El trío de panistas dejó un legado de corrupción y explotación del cargo, el cual les sirvió para establecer negocios con el ayuntamiento y usufructuar la nómina y las prerrogativas.
La fundación fantasma
A través de una fundación fantasma, denominada FANAC, Rivera y Ocejo utilizaron la estructura técnica y humana del ayuntamiento de Puebla para cobrar las cuotas de partido a los militantes que laboraban en el gobierno de la capital.
Tal acción constituyó un delito, pues el uso de la estructura humana -los trabajadores de la Secretaría de Administración y Tecnologías de la Información- y técnica a cargo de Ocejo -el sistema de pago de nómina y descuento de impuestos y derechos- está prohibido.
Mediante este sistema ilegal, Rivera y Ocejo llegaron a recaudar en masa cerca de tres millones de pesos anuales, solo de las cuotas que aportó el ayuntamiento.

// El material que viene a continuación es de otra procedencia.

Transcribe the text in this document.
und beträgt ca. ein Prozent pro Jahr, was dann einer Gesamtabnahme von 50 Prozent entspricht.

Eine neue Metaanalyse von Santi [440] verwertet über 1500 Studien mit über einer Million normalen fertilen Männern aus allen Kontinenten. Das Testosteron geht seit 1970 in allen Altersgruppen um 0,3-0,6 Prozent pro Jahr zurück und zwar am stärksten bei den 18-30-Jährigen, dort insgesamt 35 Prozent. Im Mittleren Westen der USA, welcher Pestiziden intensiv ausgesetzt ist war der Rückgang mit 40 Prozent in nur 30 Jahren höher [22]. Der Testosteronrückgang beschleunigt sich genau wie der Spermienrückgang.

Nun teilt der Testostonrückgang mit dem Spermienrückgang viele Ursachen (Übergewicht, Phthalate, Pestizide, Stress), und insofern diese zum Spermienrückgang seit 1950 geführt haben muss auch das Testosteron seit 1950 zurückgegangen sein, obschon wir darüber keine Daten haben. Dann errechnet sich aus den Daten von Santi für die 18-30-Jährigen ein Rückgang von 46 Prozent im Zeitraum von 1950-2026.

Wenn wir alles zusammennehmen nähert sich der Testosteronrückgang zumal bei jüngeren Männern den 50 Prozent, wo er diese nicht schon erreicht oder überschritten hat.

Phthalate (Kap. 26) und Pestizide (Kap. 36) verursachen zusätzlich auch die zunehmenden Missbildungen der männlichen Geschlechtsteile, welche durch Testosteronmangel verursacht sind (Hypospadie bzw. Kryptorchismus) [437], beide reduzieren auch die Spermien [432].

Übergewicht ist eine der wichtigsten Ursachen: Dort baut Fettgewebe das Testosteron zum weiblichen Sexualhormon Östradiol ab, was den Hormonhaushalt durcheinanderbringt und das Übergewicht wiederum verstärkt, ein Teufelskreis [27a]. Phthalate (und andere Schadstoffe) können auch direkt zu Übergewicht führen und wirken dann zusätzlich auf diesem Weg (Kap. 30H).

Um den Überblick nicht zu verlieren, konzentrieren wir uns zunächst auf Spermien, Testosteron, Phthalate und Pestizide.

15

Pero tal operación es ilícita. Los recursos del gobierno municipal, incluso humanos y técnicos, no deben ser desviados, según establece la Constitución Política y los ordenamientos del Código Reglamentario Municipal (Coremun).
El saqueo del PAN
Entre los mecanismos manejados aparecen nóminas falsas, sobrecostos de mantenimiento, y el uso de tarjetas bancarias para el depósito a la fundación. Este sistema además fue automatizado por la oficina a cargo de Iñigo Ocejo.
El 3 de Marzo de 2012, el entonces presidente del PAN Municipal, Gerardo Maldonado informó a Oswaldo Jiménez la intención de Rivera Pérez de cobrar las cuotas de los militantes del PAN a través del pago de nómina.
Continúa mañana...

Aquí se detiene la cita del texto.